The video is in black and white for the verses and in colour for the chorus. Tim is wearing sunglasses and a leather jacket, while Steven has super long hair and is playing the riff on his guitar. For the chorus, there’s a headshot of Tim lying in the grass surrounded by flowers. There are also shots of an Adam and Eve-type couple with an apple and inserts of coloured daffodils. 5.0/7.0
4. The Ballet Beast: This one is super short, at 90 seconds in length. It’s basically strumming, light vocals, and chimes. That’s it. The video is cheap hand-drawn animation featuring a couple of characters, birds and leaves. Meh. 5.0/4.0
5. Back When You Were Beautiful: This is one of the atmospheric numbers from “Together We’re Stranger’. It consists of soft keyboards and strumming. The chorus is distinctive for No-Man, a bit more melodic, higher-pitched. It’s kind of melancholy, but delicate, pretty, with sweeping atmospherics.

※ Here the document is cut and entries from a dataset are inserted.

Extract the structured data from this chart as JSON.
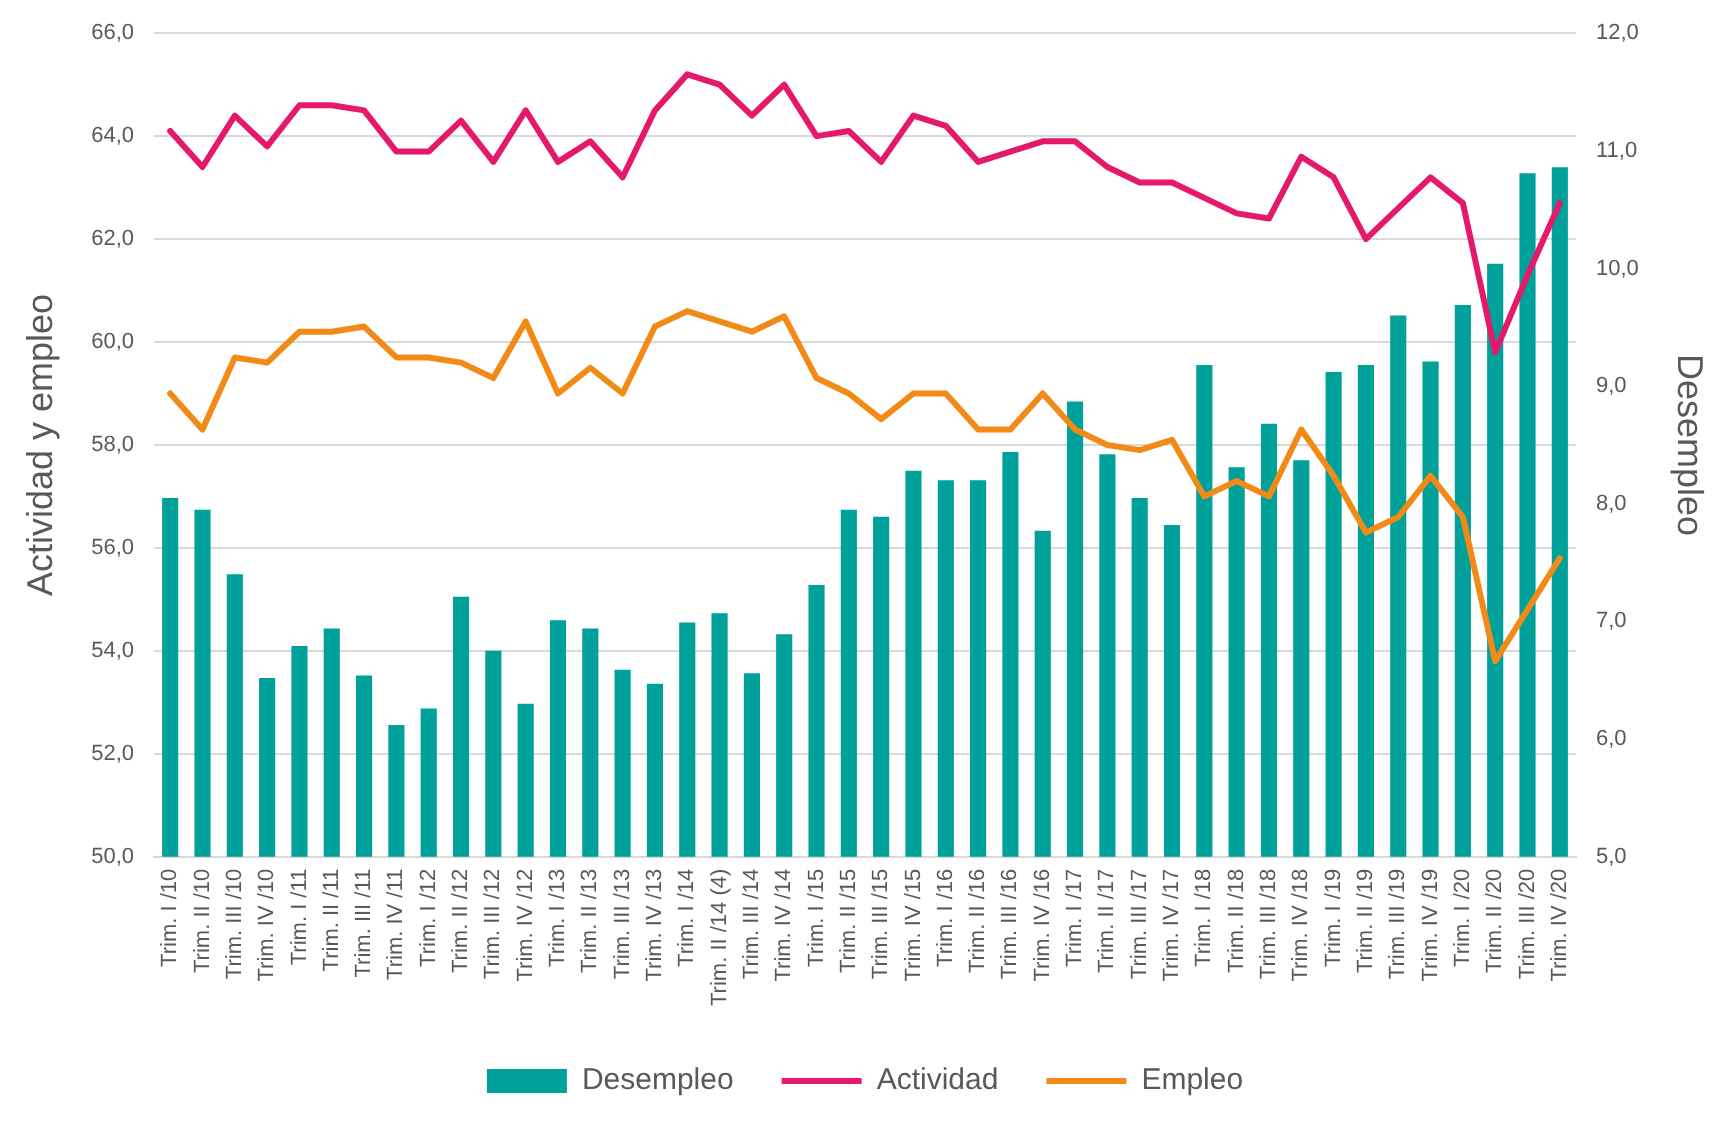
{
  "chart_data": {
    "type": "bar",
    "ylabel": "Actividad y empleo",
    "y2label": "Desempleo",
    "categories": [
      "Trim. I /10",
      "Trim. II /10",
      "Trim. III /10",
      "Trim. IV /10",
      "Trim. I /11",
      "Trim. II /11",
      "Trim. III /11",
      "Trim. IV /11",
      "Trim. I /12",
      "Trim. II /12",
      "Trim. III /12",
      "Trim. IV /12",
      "Trim. I /13",
      "Trim. II /13",
      "Trim. III /13",
      "Trim. IV /13",
      "Trim. I /14",
      "Trim. II /14 (4)",
      "Trim. III /14",
      "Trim. IV /14",
      "Trim. I /15",
      "Trim. II /15",
      "Trim. III /15",
      "Trim. IV /15",
      "Trim. I /16",
      "Trim. II /16",
      "Trim. III /16",
      "Trim. IV /16",
      "Trim. I /17",
      "Trim. II /17",
      "Trim. III /17",
      "Trim. IV /17",
      "Trim. I /18",
      "Trim. II /18",
      "Trim. III /18",
      "Trim. IV /18",
      "Trim. I /19",
      "Trim. II /19",
      "Trim. III /19",
      "Trim. IV /19",
      "Trim. I /20",
      "Trim. II /20",
      "Trim. III /20",
      "Trim. IV /20"
    ],
    "series": [
      {
        "name": "Desempleo",
        "axis": "y2",
        "color": "#00a19a",
        "values": [
          8.05,
          7.95,
          7.4,
          6.52,
          6.79,
          6.94,
          6.54,
          6.12,
          6.26,
          7.21,
          6.75,
          6.3,
          7.01,
          6.94,
          6.59,
          6.47,
          6.99,
          7.07,
          6.56,
          6.89,
          7.31,
          7.95,
          7.89,
          8.28,
          8.2,
          8.2,
          8.44,
          7.77,
          8.87,
          8.42,
          8.05,
          7.82,
          9.18,
          8.31,
          8.68,
          8.37,
          9.12,
          9.18,
          9.6,
          9.21,
          9.69,
          10.04,
          10.81,
          10.86
        ]
      },
      {
        "name": "Actividad",
        "type": "line",
        "color": "#e5186b",
        "values": [
          64.1,
          63.4,
          64.4,
          63.8,
          64.6,
          64.6,
          64.5,
          63.7,
          63.7,
          64.3,
          63.5,
          64.5,
          63.5,
          63.9,
          63.2,
          64.5,
          65.2,
          65.0,
          64.4,
          65.0,
          64.0,
          64.1,
          63.5,
          64.4,
          64.2,
          63.5,
          63.7,
          63.9,
          63.9,
          63.4,
          63.1,
          63.1,
          62.8,
          62.5,
          62.4,
          63.6,
          63.2,
          62.0,
          62.6,
          63.2,
          62.7,
          59.8,
          61.3,
          62.7
        ]
      },
      {
        "name": "Empleo",
        "type": "line",
        "color": "#f28a17",
        "values": [
          59.0,
          58.3,
          59.7,
          59.6,
          60.2,
          60.2,
          60.3,
          59.7,
          59.7,
          59.6,
          59.3,
          60.4,
          59.0,
          59.5,
          59.0,
          60.3,
          60.6,
          60.4,
          60.2,
          60.5,
          59.3,
          59.0,
          58.5,
          59.0,
          59.0,
          58.3,
          58.3,
          59.0,
          58.3,
          58.0,
          57.9,
          58.1,
          57.0,
          57.3,
          57.0,
          58.3,
          57.4,
          56.3,
          56.6,
          57.4,
          56.6,
          53.8,
          54.8,
          55.8
        ]
      }
    ],
    "ylim": [
      50,
      66
    ],
    "yticks": [
      {
        "value": 50,
        "label": "50,0"
      },
      {
        "value": 52,
        "label": "52,0"
      },
      {
        "value": 54,
        "label": "54,0"
      },
      {
        "value": 56,
        "label": "56,0"
      },
      {
        "value": 58,
        "label": "58,0"
      },
      {
        "value": 60,
        "label": "60,0"
      },
      {
        "value": 62,
        "label": "62,0"
      },
      {
        "value": 64,
        "label": "64,0"
      },
      {
        "value": 66,
        "label": "66,0"
      }
    ],
    "y2lim": [
      5,
      12
    ],
    "y2ticks": [
      {
        "value": 5,
        "label": "5,0"
      },
      {
        "value": 6,
        "label": "6,0"
      },
      {
        "value": 7,
        "label": "7,0"
      },
      {
        "value": 8,
        "label": "8,0"
      },
      {
        "value": 9,
        "label": "9,0"
      },
      {
        "value": 10,
        "label": "10,0"
      },
      {
        "value": 11,
        "label": "11,0"
      },
      {
        "value": 12,
        "label": "12,0"
      }
    ],
    "grid": "y",
    "legend": "bottom",
    "marker": "none",
    "line_style": "solid"
  }
}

The video is CGI as claymation, showing an old man revisiting his past, through pictures, home movies, and then wandering about on the street, in a cemetery, thinking about his departed spouse. It would have been excellent in live action, but it looks like a cheap video game, which ruins the effect. 7.75/4.0
6. Back When You Were Beautiful (5.1 mix): This is a high resolution surround mix of the same video. It sounds richer, more dynamic. I’m glad I got the album on DVD, not just CD. Steven Wilson has come out against mp3s saying that it’s like putting a photocopy of a piece of art on a gallery wall: it’s really not the same and people are missing out on so much. I agree. I’m a fan of his just for the attention he devotes to making his releases sound fantastic. Kudos. 8.25/4.0
This is basically a small text-based chronology of the band’s history, backed by archival pictures. Nothing major, but a good way to fill in the details. n/a
No-Man are an acquired taste. While I love ‘Together We’re Stranger’, I don’t like everything that they’ve done – the art-rock genre isn’t always that accessible, in my estimation. But they have die-hard fans all over the world, and I think that this reunion show and accompanying bonus material will fully satisfy them. I have no mixed feelings about the quality of ‘Mixtaped’ and recommend it without reservation.